When Poui celebrated its milestone tenth anniversary in 2009 with the release of Poui X, it was confirmation that the publication had come of age in many different ways, had found an identity and region-wide recognition as the foremost periodical of its type. It had settled down into a professional, new and attractive format and was the sought-after outlet for dozens of new/emerging/rising writers. What deepens it and enhances its reputation, however, is that it is the sought-after outlet for the established and celebrated writers of the region as well.

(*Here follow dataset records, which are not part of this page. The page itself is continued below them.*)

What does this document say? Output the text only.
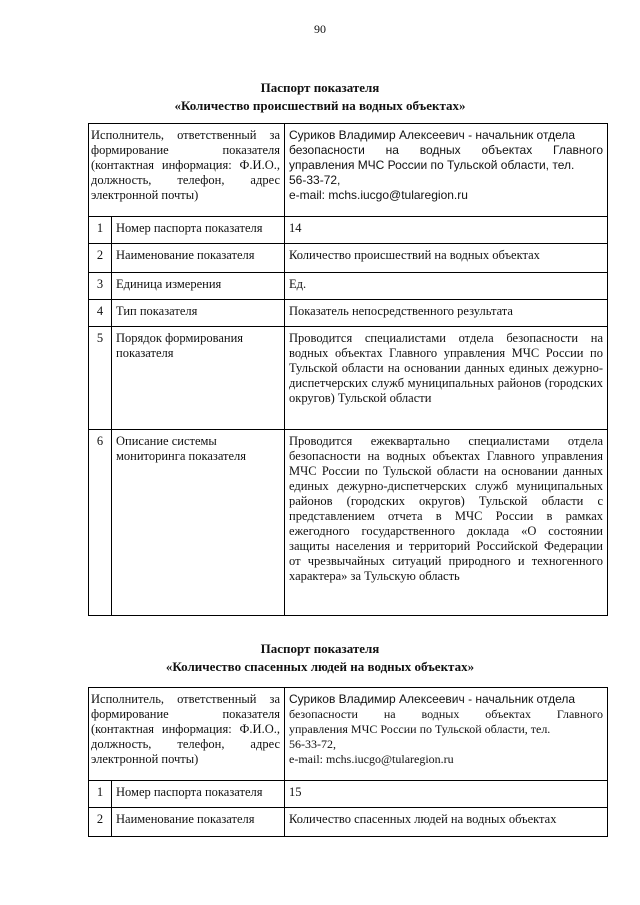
90
Паспорт показателя
«Количество происшествий на водных объектах»
Исполнитель, ответственный за формирование показателя (контактная информация: Ф.И.О., должность, телефон, адрес электронной почты)		Суриков Владимир Алексеевич - начальник отдела
безопасности на водных объектах Главного
управления МЧС России по Тульской области, тел.
56-33-72,
e-mail: mchs.iucgo@tularegion.ru

1	Номер паспорта показателя	14
2	Наименование показателя	Количество происшествий на водных объектах
3	Единица измерения	Ед.
4	Тип показателя	Показатель непосредственного результата
5	Порядок формирования показателя	Проводится специалистами отдела безопасности на водных объектах Главного управления МЧС России по Тульской области на основании данных единых дежурно-диспетчерских служб муниципальных районов (городских округов) Тульской области
6	Описание системы мониторинга показателя	Проводится ежеквартально специалистами отдела безопасности на водных объектах Главного управления МЧС России по Тульской области на основании данных единых дежурно-диспетчерских служб муниципальных районов (городских округов) Тульской области с представлением отчета в МЧС России в рамках ежегодного государственного доклада «О состоянии защиты населения и территорий Российской Федерации от чрезвычайных ситуаций природного и техногенного характера» за Тульскую область
Паспорт показателя
«Количество спасенных людей на водных объектах»
Исполнитель, ответственный за формирование показателя (контактная информация: Ф.И.О., должность, телефон, адрес электронной почты)		Суриков Владимир Алексеевич - начальник отдела
безопасности на водных объектах Главного
управления МЧС России по Тульской области, тел.
56-33-72,
e-mail: mchs.iucgo@tularegion.ru

1	Номер паспорта показателя	15
2	Наименование показателя	Количество спасенных людей на водных объектах
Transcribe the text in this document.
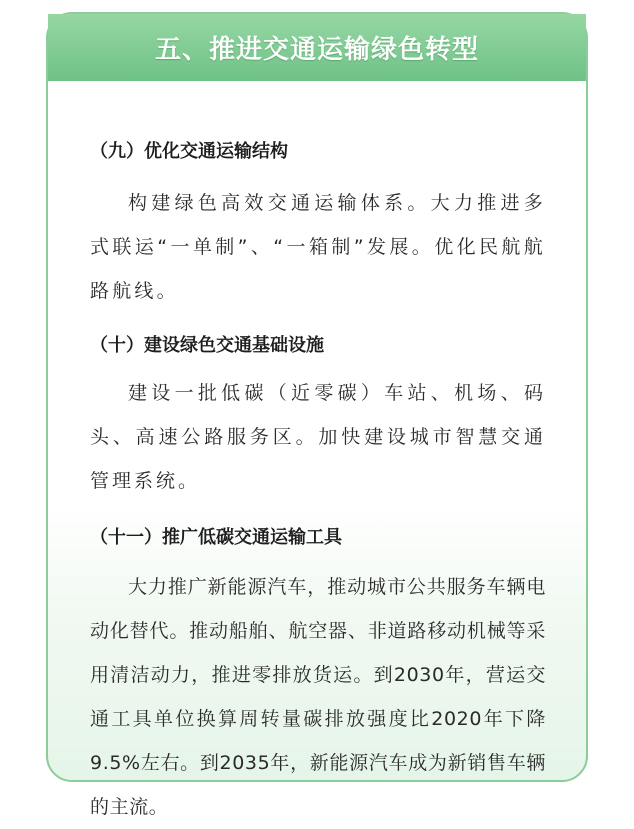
五、推进交通运输绿色转型

（九）优化交通运输结构

构建绿色高效交通运输体系。大力推进多式联运“一单制”、“一箱制”发展。优化民航航路航线。

（十）建设绿色交通基础设施

建设一批低碳（近零碳）车站、机场、码头、高速公路服务区。加快建设城市智慧交通管理系统。

（十一）推广低碳交通运输工具

大力推广新能源汽车，推动城市公共服务车辆电动化替代。推动船舶、航空器、非道路移动机械等采用清洁动力，推进零排放货运。到2030年，营运交通工具单位换算周转量碳排放强度比2020年下降9.5%左右。到2035年，新能源汽车成为新销售车辆的主流。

It has its own place and establishment as the journal that is now doing what those distinguished periodicals in the history of West Indian literature did for the region’s writing. This Cave Hill Journal of Creative Writing published by the Department of Language, Literature and Linguistics at UWI in Barbados and edited by Mark McWatt, Jane Bryce and Hazel Simmons-McDonald, now joined by Mark Jason Welch, has given itself a very appropriate poetic title. It was taken from ‘Poui,’ a very sensual poem by Lorna Goodison about the spectacular seasonal flowering of the poui tree. It fits the annual outpouring of beauty and the colour exploding from the journal’s new work each annual season.
But ‘poui’ is also the battle cry of the stick-fighter whose weapon is made from that same tree and is an expression of the potent, energetic advance of the creative force celebrated in song, dance and defiance which represents the vanguard advance of a powerful tradition.
Poui XI marks a tradition even as it exhibits new emerging traditions and even as the year 2010, its eleventh anniversary, celebrates it as the literary tradition that it has emphatically become.